2012: Here’s Wishing for a Year of Practical Solutions

This is going to be a difficult year on a number of fronts for the corporate social responsibility field. The presidential election campaign season will undoubtedly have various squalls and arguments that will have some kind of CSR dimension. The Eurocrisis could have a number of ripple effects. The doldrums of the economy will continue to dampen spirits.  Pollsters say that the American people feel “stuck,” “frustrated,” and “pessimistic.”

If you are a contrarian, this is precisely the time you would start getting into the stock market. For CSR professionals responsible for community relations or improving the external environment for their business, these might be considered challenging times.

However, a growing number of companies are changing their outlooks in positive directions. You know the saying: “one person’s problem is another person’s opportunity?” We are starting to see companies take an active interest in tackling complex and difficult challenges. In fact, IBM, for example, says that tackling complex and difficult challenges is a core foundation for their business strategy. Companies like Cisco, ITT, Flowserv, and Chesapeake Energy are pushing into complex situations with new technologies that enable them to deliver products and services better, cleaner, and safer than was thought possible a generation ago.

They are just doing what they do step by step, and step by step they are making a difference. It reminds me of the old question: how do you eat an elephant? One bite at a time.

That being said, they are tackling concrete and specific challenges. The world may not be making a dent in terms of reducing the hole in the global ozone layer, but individual businesses like FedEx and UPS are reducing the emissions of their truck and air fleets. Companies like Wal-Mart and the Gap are not changing social mores throughout the developing world, but they are creating local change through the guidance and requirements they have for participants in their supply chains.

There aren’t many companies that have the resources to take on all of the health and wellness challenges out there, but some, like Subway, are changing their menus to include more healthy food choices. Enough companies are generating jobs in Detroit that the housing market has stabilized there for the first time in a while. Bridge2Rwanda may not lift Africa out of poverty, but it is helping American companies explore supply chain and agro-business opportunities there.
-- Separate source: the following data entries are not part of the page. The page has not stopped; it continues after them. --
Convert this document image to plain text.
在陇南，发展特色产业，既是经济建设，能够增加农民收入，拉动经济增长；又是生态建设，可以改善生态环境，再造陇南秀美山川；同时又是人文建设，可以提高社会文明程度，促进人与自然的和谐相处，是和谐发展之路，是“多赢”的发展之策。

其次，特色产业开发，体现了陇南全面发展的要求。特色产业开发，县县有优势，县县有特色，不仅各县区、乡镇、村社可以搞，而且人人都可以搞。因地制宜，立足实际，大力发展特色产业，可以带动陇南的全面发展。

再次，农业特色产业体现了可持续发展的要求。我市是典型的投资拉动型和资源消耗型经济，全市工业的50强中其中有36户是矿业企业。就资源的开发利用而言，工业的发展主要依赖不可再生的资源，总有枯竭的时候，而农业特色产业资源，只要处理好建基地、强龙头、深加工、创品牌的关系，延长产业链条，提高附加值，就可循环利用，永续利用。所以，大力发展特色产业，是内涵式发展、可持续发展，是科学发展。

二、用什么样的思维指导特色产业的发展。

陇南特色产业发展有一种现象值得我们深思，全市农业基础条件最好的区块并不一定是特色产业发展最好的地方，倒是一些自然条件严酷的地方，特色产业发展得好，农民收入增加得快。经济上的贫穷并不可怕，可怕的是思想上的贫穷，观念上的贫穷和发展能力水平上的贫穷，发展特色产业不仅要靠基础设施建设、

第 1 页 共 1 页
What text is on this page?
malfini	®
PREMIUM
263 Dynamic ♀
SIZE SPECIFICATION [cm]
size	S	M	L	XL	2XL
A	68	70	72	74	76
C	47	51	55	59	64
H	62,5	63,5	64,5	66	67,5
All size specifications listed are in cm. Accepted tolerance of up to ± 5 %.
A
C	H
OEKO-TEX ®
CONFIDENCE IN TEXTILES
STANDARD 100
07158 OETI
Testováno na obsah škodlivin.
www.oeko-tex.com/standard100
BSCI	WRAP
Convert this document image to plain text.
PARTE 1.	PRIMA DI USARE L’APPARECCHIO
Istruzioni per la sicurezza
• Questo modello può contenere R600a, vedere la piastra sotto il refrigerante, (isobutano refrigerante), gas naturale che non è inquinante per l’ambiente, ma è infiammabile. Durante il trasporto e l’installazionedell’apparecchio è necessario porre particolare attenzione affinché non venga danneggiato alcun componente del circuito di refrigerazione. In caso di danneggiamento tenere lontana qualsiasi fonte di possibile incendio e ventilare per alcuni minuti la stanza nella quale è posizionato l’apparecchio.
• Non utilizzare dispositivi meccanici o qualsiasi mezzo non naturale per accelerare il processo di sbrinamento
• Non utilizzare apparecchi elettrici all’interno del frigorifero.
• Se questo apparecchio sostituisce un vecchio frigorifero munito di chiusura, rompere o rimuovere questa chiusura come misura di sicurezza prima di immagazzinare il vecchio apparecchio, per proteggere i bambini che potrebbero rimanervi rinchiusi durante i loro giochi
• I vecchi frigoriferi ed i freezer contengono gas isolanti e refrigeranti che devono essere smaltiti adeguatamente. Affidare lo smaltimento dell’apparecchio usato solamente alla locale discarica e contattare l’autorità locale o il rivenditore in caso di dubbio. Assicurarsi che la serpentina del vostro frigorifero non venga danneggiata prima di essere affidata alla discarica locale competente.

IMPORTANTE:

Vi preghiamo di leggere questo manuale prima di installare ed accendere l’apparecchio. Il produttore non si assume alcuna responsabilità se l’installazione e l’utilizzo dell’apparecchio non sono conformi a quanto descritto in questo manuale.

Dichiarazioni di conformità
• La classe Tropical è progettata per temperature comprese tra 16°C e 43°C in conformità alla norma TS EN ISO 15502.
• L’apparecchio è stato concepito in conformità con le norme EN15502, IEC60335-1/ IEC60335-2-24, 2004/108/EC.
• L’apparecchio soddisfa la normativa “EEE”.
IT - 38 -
In all of these cases, no one is making grandiose claims. They are just doing what they do step by step, and step by step they are making a difference. It reminds me of the old question: how do you eat an elephant? One bite at a time.

There is a huge streak in human nature that wishes we could solve all of our problems with the wave of a wand, the throw of a dice, or the purchase of a lottery ticket. But while a grand reversal sometimes happens, the odds are against it. Most of the time, progress happens incrementally, through trial and error, discipline and hard work, and yes, by picking up the pieces after failure.

Most of the time, progress happens incrementally, through trial and error, discipline and hard work, and yes, by picking up the pieces after failure.

For these reasons, you are going to see a few changes in BCLC’s focus.

Editorially, we are going to do a series of industry profiles including finance and insurance, energy, engineering, information technology, pharmaceuticals, manufacturing, agriculture, consumer products, and apparel and textiles. We are going to describe the environmental, health, and safety practices of energy companies. We are going to look at engineering, construction and smart grid technology solutions to address water challenges. We are going to work with public and private sector partners on disaster recovery and community development long-term investments. We are going to investigate how health and wellness and education challenges affect business and what they are doing about them.  We are going to look at how apparel and textile companies are able to produce $19 t-shirts from half-way around the world, and what this means for the standard of living of people in places such as Bangladesh and Cambodia. We are going to be like The National Geographic of business exploring the exotic business eco-systems that make a difference and understanding how they do what they do.

These stories may not be huge news stories or extremely controversial, but step by step, they may well contribute to getting us to a better place than we have been, and we desperately need to aid and abet the positive solutions that we can find.

Our events are going to change as well. We are not going to do a lot of “show and tell” events this year. Rather, we are going to focus on specific challenges and encourage participants to put forward ideas. Mississippi River basin flood management? Childhood nutrition programs? Sustainable community design in Carolina and Virginia? Entrepreneurship in inner cities? We are going to ask people to check their assumptions at the door and have an open mind about working together.

Our research and analysis tools are also going to be configured to promote dialogue, information-sharing, and problem solving. There are plenty of areas where businesses are making positive contributions, but could do more or do better – we want to fan the flames and enable companies to succeed and make a difference.

For all of the drama addicts out there, there’s going to be plenty of name-calling and gnashing of teeth, and kicking and gouging. For the rest of us, it would be great to see if we could make a deal to define some concrete problems and make some progress toward solving them together. It would be great if 2012 were to turn out to be a year of practical solutions.